Any of the above mentioned herbs are great to use fresh of course, but the following five herbs I also cut, dry, and use out of the cupboard: thyme, sage, oregano, basil, and rosemary.
I’ve tried to dry and use parsley. My parsley ended up looking brown and tasting flavorless, so it did not go well. I do not profess in any way to be a professional at any of this. So, obviously, there is a way to properly dry and put up parsley, but I didn’t find out what it was. After my failed attempt, I ended up pulling all the parsley from my yard and just concentrating on the other herbs. Parsley, as it turns out, can be quite invasive if you don’t have it confined, and mine was not.
My rosemary plant seems very hardy and is enormous now. It started as such a small plant, and we put it in an area where we couldn’t get anything else to grow. Now, my rosemary bush takes up the entire area. I think it is the easiest to put up. After it dries, you simply run your fingers down the wooden stems and put all the spiny leaves in a container. The other four herbs I put up, I try to crush a bit before putting into a bottle.
How do I dry my herbs? One day, I was looking on Pinterest for ideas of what to do with an extra chair back (long story) and found that if you hang one from the ceiling, it makes a great place to dry herbs. I put mine in the garage, and it has worked great for that very task ever since.
If I run low on a certain herb, I go ahead and put some up to dry. When the herb seems most prolific during the year, I will also do this. With my basil, I do it before it starts to get cold. As soon as you have frost, the basil will die. This year, I grew Thai basil and sweet basil. Both are great for all kinds of dishes.

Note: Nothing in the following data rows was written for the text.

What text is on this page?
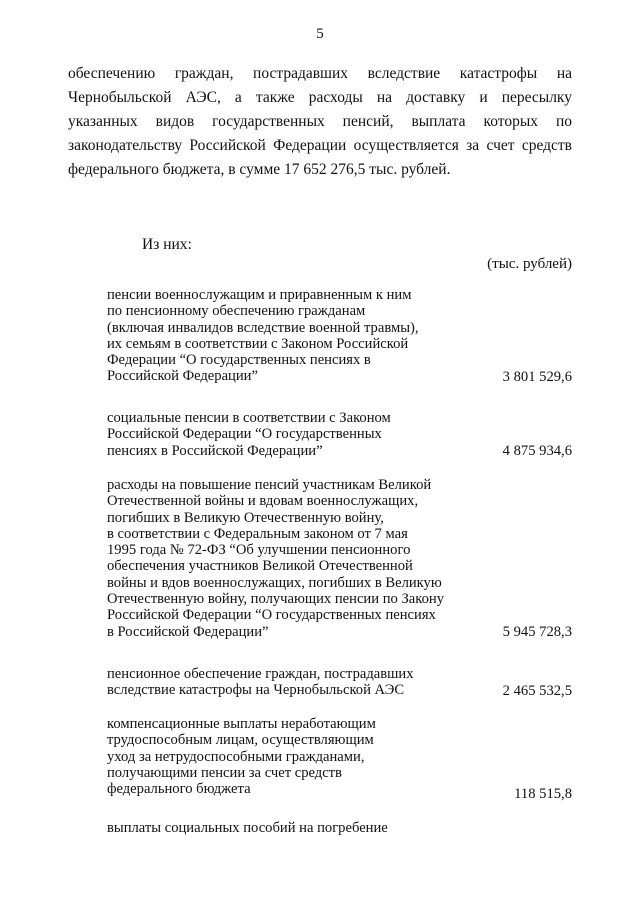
5
обеспечению граждан, пострадавших вследствие катастрофы на
Чернобыльской АЭС, а также расходы на доставку и пересылку
указанных видов государственных пенсий, выплата которых по
законодательству Российской Федерации осуществляется за счет средств
федерального бюджета, в сумме 17 652 276,5 тыс. рублей.
Из них:
(тыс. рублей)
пенсии военнослужащим и приравненным к ним
по пенсионному обеспечению гражданам
(включая инвалидов вследствие военной травмы),
их семьям в соответствии с Законом Российской
Федерации “О государственных пенсиях в
Российской Федерации”	3 801 529,6
социальные пенсии в соответствии с Законом
Российской Федерации “О государственных
пенсиях в Российской Федерации”	4 875 934,6
расходы на повышение пенсий участникам Великой
Отечественной войны и вдовам военнослужащих,
погибших в Великую Отечественную войну,
в соответствии с Федеральным законом от 7 мая
1995 года № 72-ФЗ “Об улучшении пенсионного
обеспечения участников Великой Отечественной
войны и вдов военнослужащих, погибших в Великую
Отечественную войну, получающих пенсии по Закону
Российской Федерации “О государственных пенсиях
в Российской Федерации”	5 945 728,3
пенсионное обеспечение граждан, пострадавших
вследствие катастрофы на Чернобыльской АЭС	2 465 532,5
компенсационные выплаты неработающим
трудоспособным лицам, осуществляющим
уход за нетрудоспособными гражданами,
получающими пенсии за счет средств
федерального бюджета	118 515,8
выплаты социальных пособий на погребение
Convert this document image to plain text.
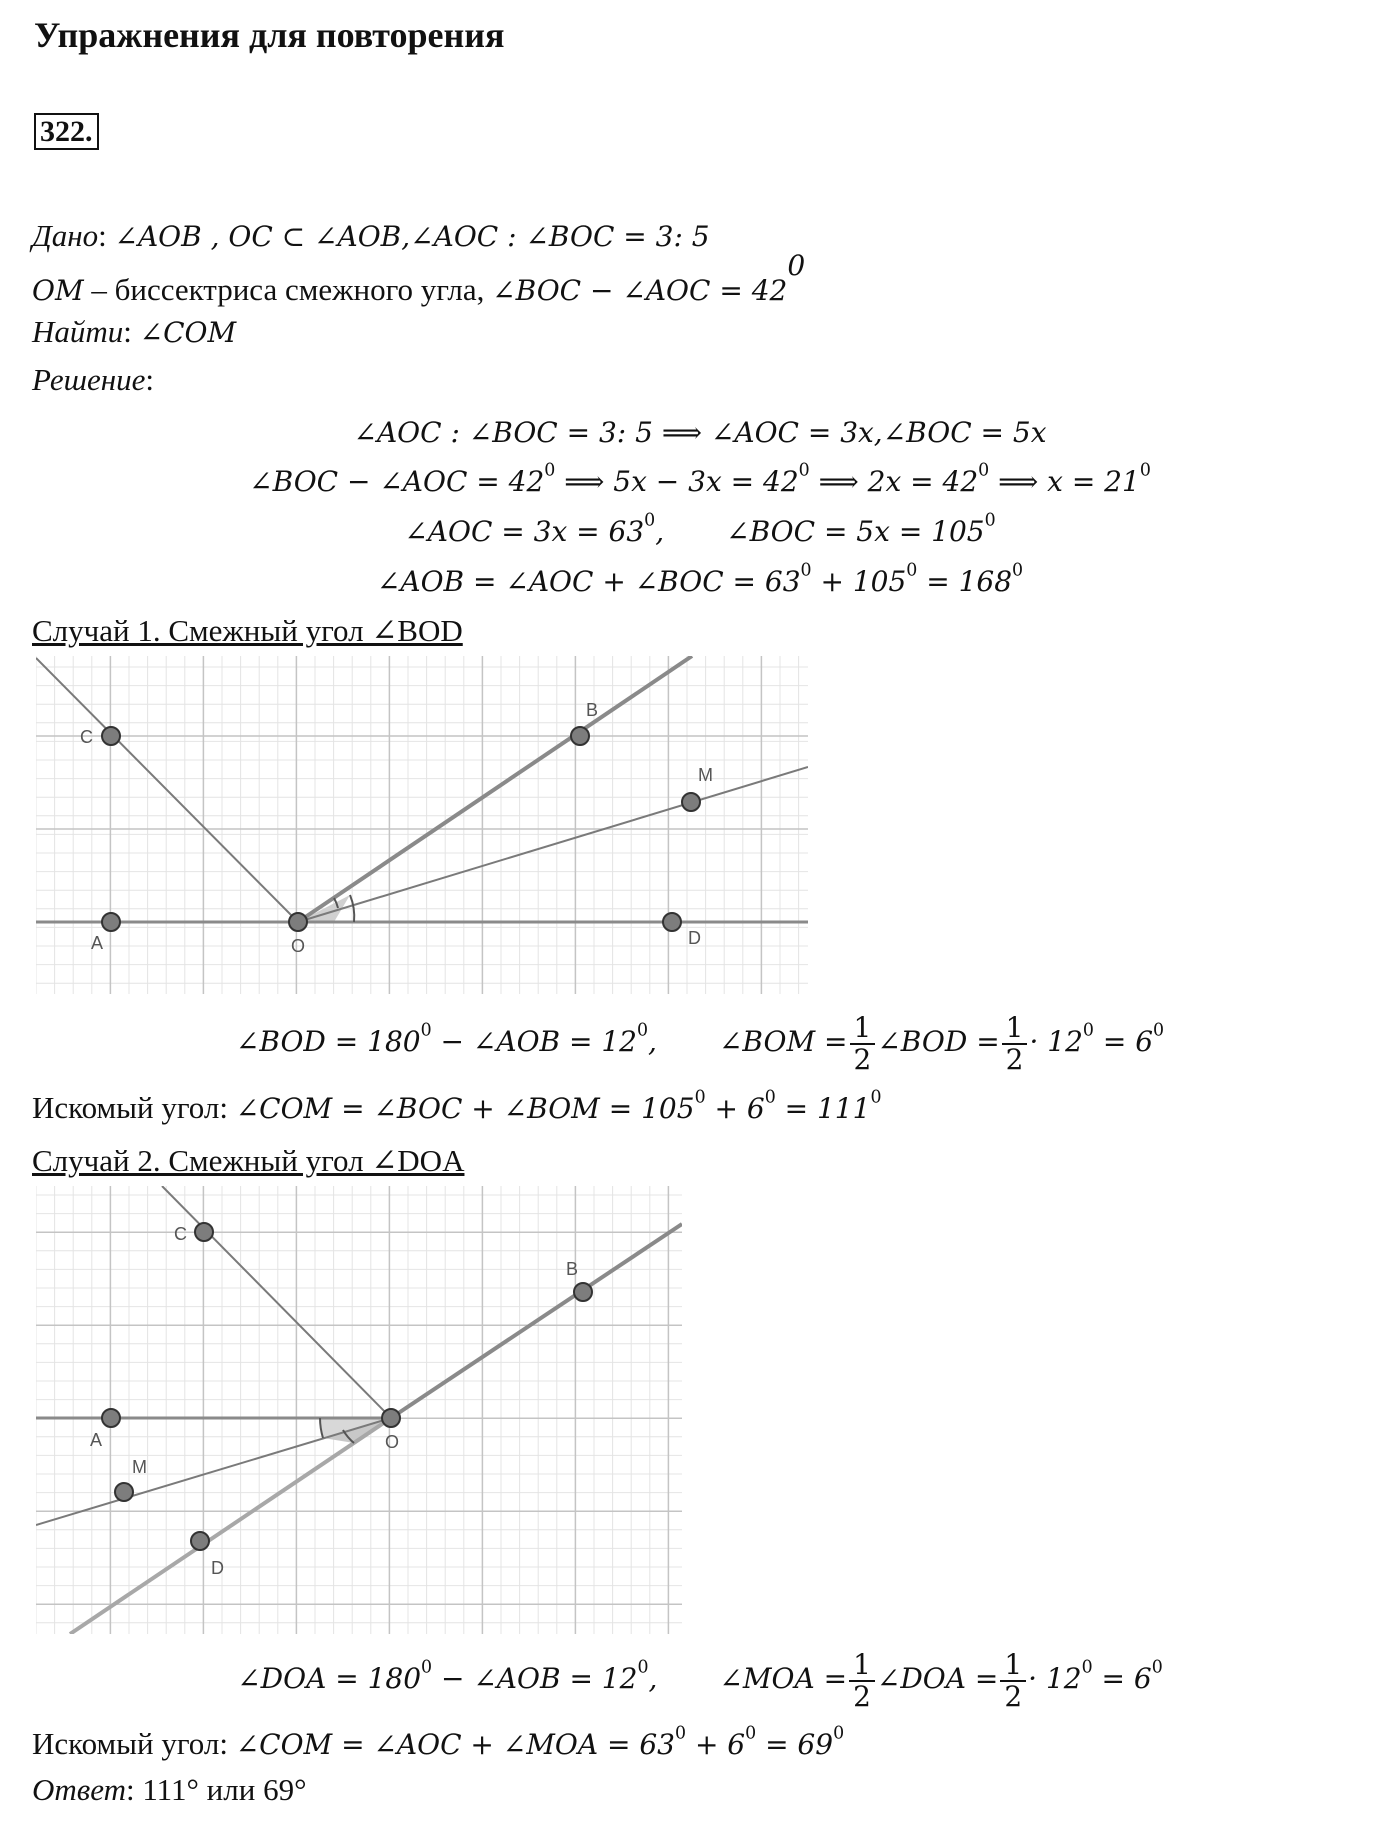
Упражнения для повторения
322.
Дано: ∠AOB , OC ⊂ ∠AOB,∠AOC : ∠BOC = 3: 5
OM – биссектриса смежного угла, ∠BOC − ∠AOC = $42^0$
Найти: ∠COM
Решение:
∠AOC : ∠BOC = 3: 5 ⟹ ∠AOC = 3x,∠BOC = 5x
∠BOC − ∠AOC = $42^0$ ⟹ $5x - 3x = 42^0$ ⟹ $2x = 42^0$ ⟹ $x = 21^0$
∠AOC = $3x = 63^0$, ∠BOC = $5x = 105^0$
∠AOB = ∠AOC + ∠BOC = $63^0 + 105^0 = 168^0$
Случай 1. Смежный угол ∠BOD
A	O	D
B
C
M
∠BOD = $180^0$ − ∠AOB = $12^0$, ∠BOM = $\frac{1}{2}$ ∠BOD = $\frac{1}{2} \cdot 12^0 = 6^0$
Искомый угол: ∠COM = ∠BOC + ∠BOM = $105^0 + 6^0 = 111^0$
Случай 2. Смежный угол ∠DOA
A	O
D
B
C
M
∠DOA = $180^0$ − ∠AOB = $12^0$, ∠MOA = $\frac{1}{2}$ ∠DOA = $\frac{1}{2} \cdot 12^0 = 6^0$
Искомый угол: ∠COM = ∠AOC + ∠MOA = $63^0 + 6^0 = 69^0$
Ответ: 111° или 69°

I think thyme, go figure, takes the most time to put up, because its leaves are so tiny. It takes a long time to get a little bit. I grew my thyme from a seed and, very sadly, it was killed by fire ants this spring. I’d had it for a few years, so I was so surprised to see that a fire ant mound under it had killed the whole plant. Very irritating. All of us who have fire ants hate them. If you don’t have them in your area, you are lucky.
I recently dried a batch of oregano. I cut it from my garden and used string to tie it to my herb rack. Since it’s June, I only had to leave the oregano hanging from my herb rack for a couple of days before it was ready to put up. I then cut it down and used my hands to get the dried leaves off the stems. Once that’s done, I used a mortar and pestle to crush it up. Then I transferred the oregano into a spice bottle for use. It’s a pretty easy process… if you can keep the herbs alive and safe from fire ants.